Oracle staffer dresses as a boy to test school acceptance

While there are more than 700,000 self-identified transgenders living in the United States, understanding their daily life is a struggle for most of us because we can’t put ourselves in their shoes. . . or can we?

Written By: Noa Livneh

While there are more than 700,000 self-identified transgenders living in the United States, understanding their daily life is a struggle for most of us because we can’t put ourselves in their shoes. . . or can we? For an entire week, I wore stereotypical men’s clothes and shoes during school hours. The experience completely changed the way I perceive gender. As a full supporter of people’s freedoms, I had never really understood what transgender people go through to become who they are comfortable being. I was no longer on the outside—I finally had the chance to learn what life is like for girls and boys who feel as though they are living as the wrong gender.

Tuesday was my first day in my new clothes. In the car on the way to school, I began to feel uneasy, not because the men’s clothes were uncomfortable (because, believe me, they are way more comfortable than tight jeans and a typical blouse), but because the outfit didn’t represent who I was. My wardrobe is my form of expression; it’s the way I want people to perceive me. We are so used to wearing the same thing everyday; putting on clothes that were the opposite of “me” became unnatural. I felt practically naked, 100 percent vulnerable. As the day went on, it got more uncomfortable to be in the men’s clothes. I noticed the stares. Although no one offended me, I realized that if I were truly serious about expressing my gender choice through these clothes, my self-esteem would completely sink, not because they would be making fun of my clothes, but because they would be making fun of my true self. It felt as if no one supported me. The ones who didn’t know me wouldn’t look me in the face—they just gave me a weird facial expression and looked up and down at my outfit. My closer friends were much more vocal, saying things like: “Noa! What the heck are you wearing?” or “Noa, is anything wrong? What are you doing?” Some even guessed on the spot that it was an experiment. I believe that their comments were so forward and even rude because they already knew how I dressed on a regular basis. Sometimes I had a hard time not telling people that it wasn’t really my wardrobe and that things would go back to normal in a week. However, most people who are trying to determine their true gender identifier would not want to say that their clothing choice is just a phase.

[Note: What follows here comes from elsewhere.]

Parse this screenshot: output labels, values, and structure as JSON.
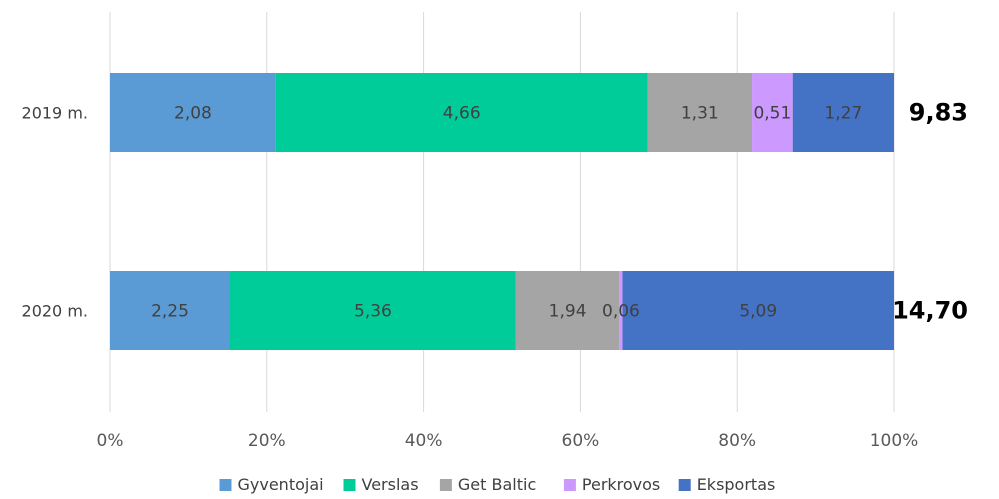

Those comments and looks surprised me because I didn’t think that Gunn would be so judgmental. I have always been very proud of my school because there is an overwhelming amount of acceptance, but I never had to be on the receiving side of the judgments people make. I felt as if I had been put on a pedestal and the whole school was observing me, watching me walk from one class to another. I was disappointed to find an enormous number of students who made me feel uneasy in my temporary wardrobe, whether they said anything to me or not.

All in all, the entire experiment proved to be a success in that people took notice of my transformation. It’s hard to judge whether they were taking notice because it’s not my usual attire or because I was actually wearing men’s clothes, but nonetheless, the reactions I got made me feel unwelcome in my own body. As accepting as Gunn is, I still believe that there is still an underlying vibe of prejudice and judgment that will only go away with greater awareness.